Digital Gold author and Bitcoin historian Nathaniel Popper joined the Fresh Air team on NPR to lay out his opinions and projections for the space. For Popper, Bitcoin may be no bubble after all.
Listeners of NPR’s November 9th Fresh Air program got to experience a Bitcoin-themed episode, as host Terry Gross picked the brain of Digital Gold author, New York Times contributor and bona fide Bitcoin historian Nathaniel Popper.
Bitcoin, the blockchain and Digital Gold, my book on the history of it all, finally got the Fresh Air treatment with Terry Gross – and what a fun conversation it was https://t.co/M4DcgHMbDx
— Nathaniel Popper (@nathanielpopper) November 9, 2017
Popper jumped right in, noting that the most interesting part of the Bitcoin craze to him was the decentralizing, democratizing zeitgeist that underpins the community.
“It’s not just a new kind of software or a new kind of money. It is essentially a social movement.”
“[This came] right in the heart of the financial crisis. And there was a lot of distrust of both Wall Street and the big banks, but also of central banks. And here [BTC] was introduced as a new form of money that could exist independent of all of these institutions that people were so skeptical of.”
The author’s implication was that Bitcoin seemingly marks yet another major page turned in human civilization’s steady, start-and-stop trend towards democratization.
Popper’s Interesting Counterargument Against the Bitcoin ‘Bubble’
While the NYT columnist admitted that a “reckoning” could be in store for the crypto space in the way FUDsters like Jamie Dimon suggest, he also pointed out a compelling counter-argument that many mainstream pundits fail to comprehend.
It’s all about scarcity, per Popper:
“The counter-argument is that this is the first time that we’ve had a scarce digital resource […] one of the things that Bitcoin did through this weird, complicated system of incentives is, it created a scarce digital asset for the first time.

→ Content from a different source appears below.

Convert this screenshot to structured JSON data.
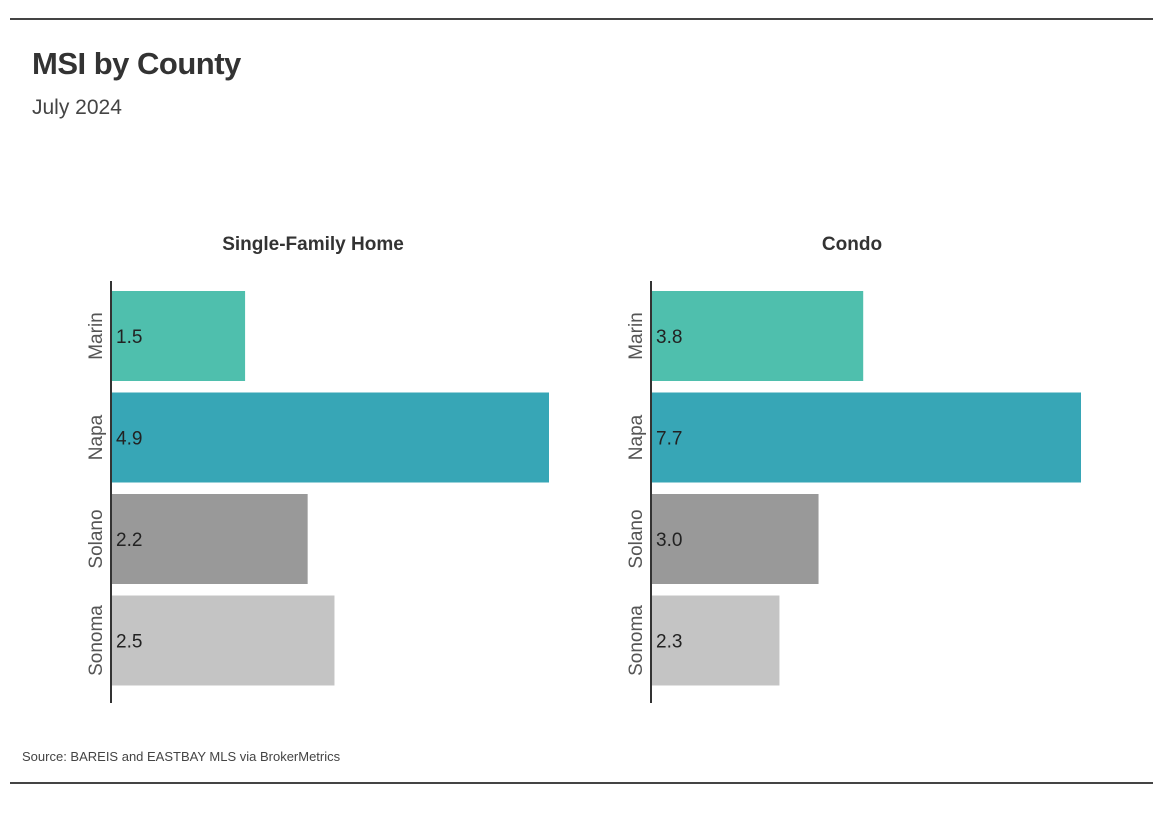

“So a lot of people think about this now as something like digital gold. You know, this is a place where you can keep your money because there’s only going to be so many of them, and the system works, and it’s in some ways better than gold because, you know, gold, you can’t carry across a border secretly.”
His point here is that understanding the Bitcoin movement through the lens of a traditional speculative bubble model could be incongruous — like trying to force a circular peg into a square slot — because the world’s never seen anything like cryptocurrencies before.
Bullish investors in the community certainly agree with this counterargument.
For Professional Reasons, Popper’s No BTC Investor Himself
Toward the close of Popper’s Fresh Air interview, he talked about not being able to own bitcoins himself.
It’s not that he doesn’t believe in the technology — far from it.
Instead, it’s because he and the Times are trying to avoid running afoul of any conflicts of interest as Popper covers cryptocurrency topics for them:
“Our take at the New York Times has basically been, I can have enough to play with and understand it. And I think the understanding has generally been that, you know, those bitcoins essentially belong to the New York Times so that I don’t get any big ideas.”
Very respectable, we think.
Though with bitcoin prices routinely hitting new heights, we also suspect in his heart of hearts Popper wishes he had more than a few.